Martin Graff, "WILL THE CORONAVIRUS THREAT LEAD TO FEMALE INFIDELITY?" at PSYCHOLOGY TODAY
While Dr. Graff claims that some studies back his assertion, it sounds so off-base that one can only suspect that a poorly supported psychology underlies such thinking.

Women's experience of motherhood is, obviously, different from men's experience of fatherhood. For one thing, it is not remote. If you are a mother, you know you are one. The mother may be planning to kill, abandon, sell, or raise the child. But she more or less knows what she is expecting, even if she does not understand how it came about.

Because she is a human being, she is also aware of something else: Children believed to be the outcome of infidelity may have poorer survival prospects.

At the same time, there are many things she could know but maybe doesn't, depending on her time and place. Maybe she does not know the germ theory of disease or immunity.
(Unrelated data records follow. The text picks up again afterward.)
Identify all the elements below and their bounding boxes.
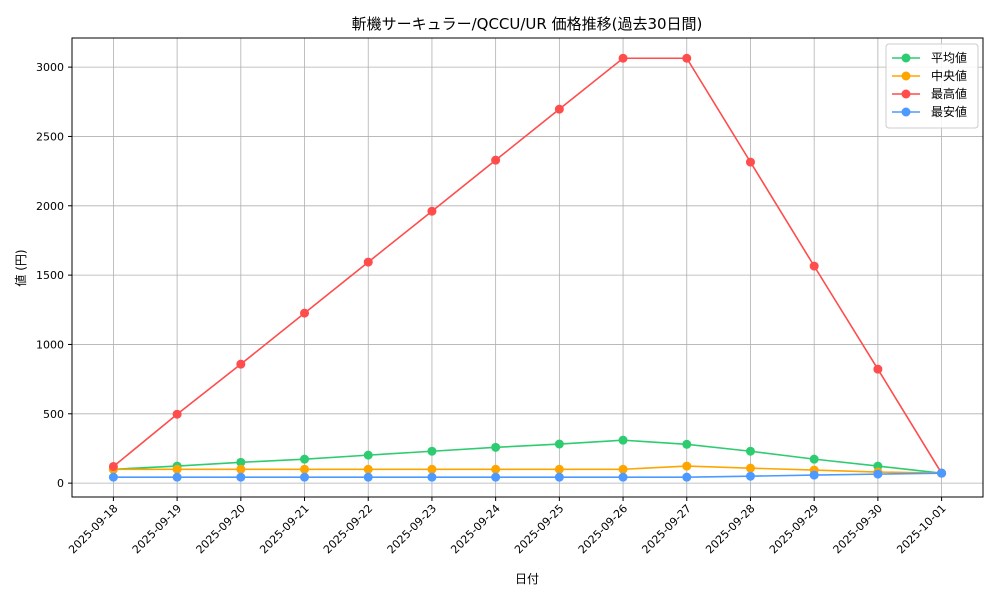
- data-point: [427, 464, 437, 474]
- data-point: [300, 464, 310, 474]
- series-line: [112, 57, 943, 474]
- x-tick-label: 2025-09-25: [512, 502, 566, 556]
- data-point: [554, 104, 564, 114]
- x-tick-label: 2025-09-19: [130, 502, 184, 556]
- x-tick-label: 2025-09-27: [639, 502, 693, 556]
- data-point: [682, 53, 692, 63]
- data-point: [236, 464, 246, 474]
- x-tick-label: 2025-09-23: [385, 502, 439, 556]
- data-point: [108, 472, 118, 482]
- x-tick-label: 2025-09-18: [66, 502, 120, 556]
- data-point: [809, 261, 819, 271]
- y-tick-label: 1000: [36, 338, 64, 351]
- legend-label: 平均値: [931, 50, 967, 65]
- x-axis-ticks: 2025-09-18 2025-09-19 2025-09-20 2025-09-21…: [66, 497, 949, 556]
- data-point: [618, 464, 628, 474]
- data-point: [745, 471, 755, 481]
- x-tick-label: 2025-09-28: [703, 502, 757, 556]
- plot-frame: [71, 37, 984, 498]
- x-tick-label: 2025-09-20: [194, 502, 248, 556]
- x-tick-label: 2025-10-01: [894, 502, 948, 556]
- data-point: [809, 470, 819, 480]
- legend-label: 最安値: [931, 104, 967, 119]
- data-point: [554, 439, 564, 449]
- legend-label: 中央値: [931, 68, 967, 83]
- data-point: [363, 257, 373, 267]
- data-point: [491, 464, 501, 474]
- series-lines: [108, 53, 947, 482]
- series-最安値: [108, 468, 947, 482]
- y-tick-label: 3000: [36, 61, 64, 74]
- data-point: [618, 53, 628, 63]
- data-point: [554, 472, 564, 482]
- data-point: [491, 155, 501, 165]
- series-平均値: [108, 435, 947, 478]
- series-最高値: [108, 53, 947, 478]
- data-point: [236, 359, 246, 369]
- data-point: [745, 446, 755, 456]
- data-point: [873, 469, 883, 479]
- legend-marker: [901, 53, 911, 63]
- data-point: [618, 435, 628, 445]
- data-point: [300, 454, 310, 464]
- x-tick-label: 2025-09-29: [767, 502, 821, 556]
- data-point: [937, 468, 947, 478]
- x-tick-label: 2025-09-22: [321, 502, 375, 556]
- legend-marker: [901, 89, 911, 99]
- data-point: [363, 464, 373, 474]
- data-point: [300, 308, 310, 318]
- x-tick-label: 2025-09-30: [831, 502, 885, 556]
- data-point: [363, 472, 373, 482]
- data-point: [427, 206, 437, 216]
- data-point: [108, 461, 118, 471]
- chart-title: 斬機サーキュラー/QCCU/UR 価格推移(過去30日間): [352, 15, 703, 33]
- y-axis-label: 値 (円): [13, 249, 28, 286]
- y-axis-ticks: 0 500 1000 1500 2000 2500 3000: [36, 61, 72, 490]
- data-point: [618, 472, 628, 482]
- series-line: [113, 439, 942, 474]
- data-point: [682, 439, 692, 449]
- data-point: [745, 157, 755, 167]
- data-point: [427, 446, 437, 456]
- x-tick-label: 2025-09-24: [448, 502, 502, 556]
- data-point: [873, 364, 883, 374]
- data-point: [682, 461, 692, 471]
- data-point: [491, 472, 501, 482]
- x-axis-label: 日付: [515, 572, 539, 586]
- y-tick-label: 2500: [36, 130, 64, 143]
- data-point: [172, 464, 182, 474]
- y-tick-label: 1500: [36, 269, 64, 282]
- legend-marker: [901, 71, 911, 81]
- series-line: [113, 465, 942, 474]
- x-tick-label: 2025-09-21: [257, 502, 311, 556]
- legend-box: [885, 43, 979, 129]
- y-tick-label: 0: [57, 477, 64, 490]
- x-tick-label: 2025-09-26: [576, 502, 630, 556]
- data-point: [682, 472, 692, 482]
- data-point: [300, 472, 310, 482]
- data-point: [427, 472, 437, 482]
- y-tick-label: 2000: [36, 200, 64, 213]
- series-line: [113, 472, 942, 478]
- data-point: [236, 457, 246, 467]
- data-point: [745, 463, 755, 473]
- data-point: [491, 442, 501, 452]
- data-point: [809, 454, 819, 464]
- grid-lines: [72, 38, 983, 497]
- legend-marker: [901, 107, 911, 117]
- legend-label: 最高値: [931, 86, 967, 101]
- data-point: [172, 409, 182, 419]
- data-point: [554, 464, 564, 474]
- y-tick-label: 500: [43, 408, 64, 421]
- data-point: [363, 450, 373, 460]
- data-point: [172, 472, 182, 482]
- data-point: [236, 472, 246, 482]
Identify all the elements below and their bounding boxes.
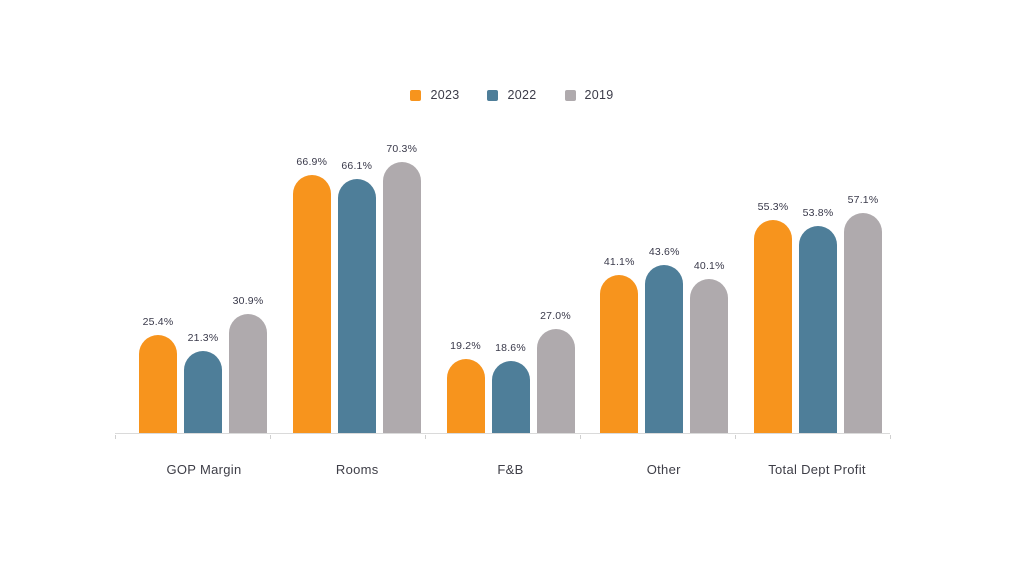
bar-2022-f-b [491,361,530,433]
legend-label: 2023 [430,88,460,102]
bar-2023-gop-margin [139,335,177,433]
bar-wrap: 57.1% [844,194,882,433]
chart-legend: 2023 2022 2019 [0,88,1024,102]
bar-value-label: 66.9% [296,156,328,168]
bar-2022-rooms [337,179,376,433]
bar-2019-gop-margin [229,314,267,433]
bar-2022-gop-margin [184,351,222,433]
legend-swatch-icon [564,89,576,101]
bar-2023-total-dept-profit [754,220,792,433]
x-axis-line [115,433,891,439]
category-axis-labels: GOP Margin Rooms F&B Other Total Dept Profit [115,462,890,477]
bar-value-label: 30.9% [232,295,264,307]
axis-tick [115,435,116,439]
legend-swatch-icon [410,89,422,101]
bar-wrap: 30.9% [229,295,267,433]
bar-groups: 25.4% 21.3% 30.9% 66.9% 66.1% 70.3% 19.2% 18.6%… [115,120,890,433]
bar-group-f-b: 19.2% 18.6% 27.0% [446,310,575,433]
bar-value-label: 70.3% [386,143,418,155]
category-label-total-dept-profit: Total Dept Profit [768,462,866,477]
bar-2019-other [690,279,729,433]
bar-2022-other [645,265,684,433]
legend-item-2019: 2019 [564,88,614,102]
bar-value-label: 25.4% [142,316,174,328]
bar-wrap: 27.0% [536,310,575,433]
legend-item-2023: 2023 [410,88,459,102]
axis-tick [580,435,581,439]
bar-wrap: 66.9% [292,156,331,433]
bar-2023-f-b [446,359,485,433]
bar-value-label: 43.6% [648,246,680,258]
legend-item-2022: 2022 [487,88,536,102]
chart-plot-area: 25.4% 21.3% 30.9% 66.9% 66.1% 70.3% 19.2% 18.6%… [115,120,891,439]
axis-tick [890,435,891,439]
bar-wrap: 25.4% [139,316,177,433]
bar-group-gop-margin: 25.4% 21.3% 30.9% [139,295,267,433]
bar-value-label: 66.1% [341,160,373,172]
axis-tick [425,435,426,439]
bar-value-label: 21.3% [187,332,219,344]
bar-wrap: 43.6% [645,246,684,433]
bar-group-other: 41.1% 43.6% 40.1% [600,246,729,433]
bar-2023-rooms [292,175,331,433]
bar-group-total-dept-profit: 55.3% 53.8% 57.1% [754,194,882,433]
bar-value-label: 19.2% [450,340,481,352]
axis-tick [270,435,271,439]
bar-2019-f-b [536,329,575,433]
bar-2022-total-dept-profit [799,226,837,433]
bar-wrap: 53.8% [799,207,837,433]
bar-value-label: 18.6% [495,342,526,354]
bar-value-label: 53.8% [802,207,834,219]
category-label-other: Other [646,462,681,477]
bar-value-label: 57.1% [847,194,879,206]
bar-2019-total-dept-profit [844,213,882,433]
bar-value-label: 55.3% [757,201,789,213]
bar-wrap: 55.3% [754,201,792,433]
category-label-gop-margin: GOP Margin [166,462,242,477]
bar-value-label: 40.1% [693,260,725,272]
bar-value-label: 41.1% [603,256,635,268]
bar-2019-rooms [382,162,421,433]
bar-wrap: 66.1% [337,160,376,433]
legend-label: 2019 [584,88,614,102]
bar-wrap: 19.2% [446,340,485,433]
bar-2023-other [600,275,639,433]
legend-label: 2022 [507,88,537,102]
category-label-f-b: F&B [497,462,524,477]
bar-value-label: 27.0% [540,310,571,322]
bar-group-rooms: 66.9% 66.1% 70.3% [292,143,421,433]
bar-wrap: 70.3% [382,143,421,433]
bar-wrap: 41.1% [600,256,639,433]
axis-tick [735,435,736,439]
bar-wrap: 40.1% [690,260,729,433]
bar-wrap: 18.6% [491,342,530,433]
legend-swatch-icon [487,89,499,101]
bar-wrap: 21.3% [184,332,222,433]
category-label-rooms: Rooms [335,462,379,477]
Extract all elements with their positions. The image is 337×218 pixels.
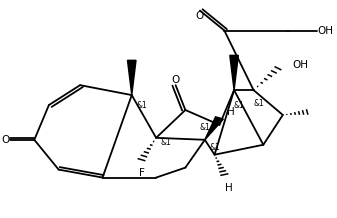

Her culture may have some traditions of placating the forces of nature, some of which work better than others in checking disease — though, apart from science, a biology-based account of the events remains elusive.

In short, the things she knows and doesn't know, have nothing to do with the evolutionary psychologist's speculations about her innate drive to spread her selfish genes (a drive only speculated to exist). If she did engage in indiscriminate sexual behavior during a pandemic (itself a risky proposition for her), the cause might be more conventionally ascribed to underlying stress and anxiety in the face of an unfamiliar threat.

To understand why evolutionary psychology is taken seriously, it helps to realize that the "subpersonal" approach to human psychology — the assumption that humans are no more able to understand or affect their environment than, say, chimpanzees or gorillas are — is favored by naturalism in science (nature is all there is), even though it is in conflict with evidence.


Comment: It is in conflict with the evidence on two counts, because humans are capable of understanding and affecting both their internal and external environments.


Naturalist theories of human psychology generally hold that human consciousness is an illusion that our ancestors accidentally evolved in order to survive. On that view, there is no reason to think that consciousness impacts the way we behave. Recently, philosopher David Papineau expressed the widely held — though not always clearly articulated — view that the notoriously Hard Problem of consciousness would disappear if we just stopped making any distinction between the mind and the brain.

Evolutionary psychology might have become a vital part of the sort of project he espouses. The problem is, EP appears wedded to a view of the human brain that neuroscience does not support. Thus, proponents expend their energy dreaming up scenarios of how humans might behave if they didn't really have human awareness and were guided instead by a so-far-undiscovered module in the brain which aims at producing healthy offspring.

But that's not all. A bigger problem awaits. Neuroscience supports a different view: The mind is not identical with the brain. It's an open question whether the mind evolved at all and therefore whether evolutionary psychology is any help in understanding it.

The problem is, as noted earlier, one cannot at one and the same time claim to represent science as applied to human psychology and refuse to be bound by its standards.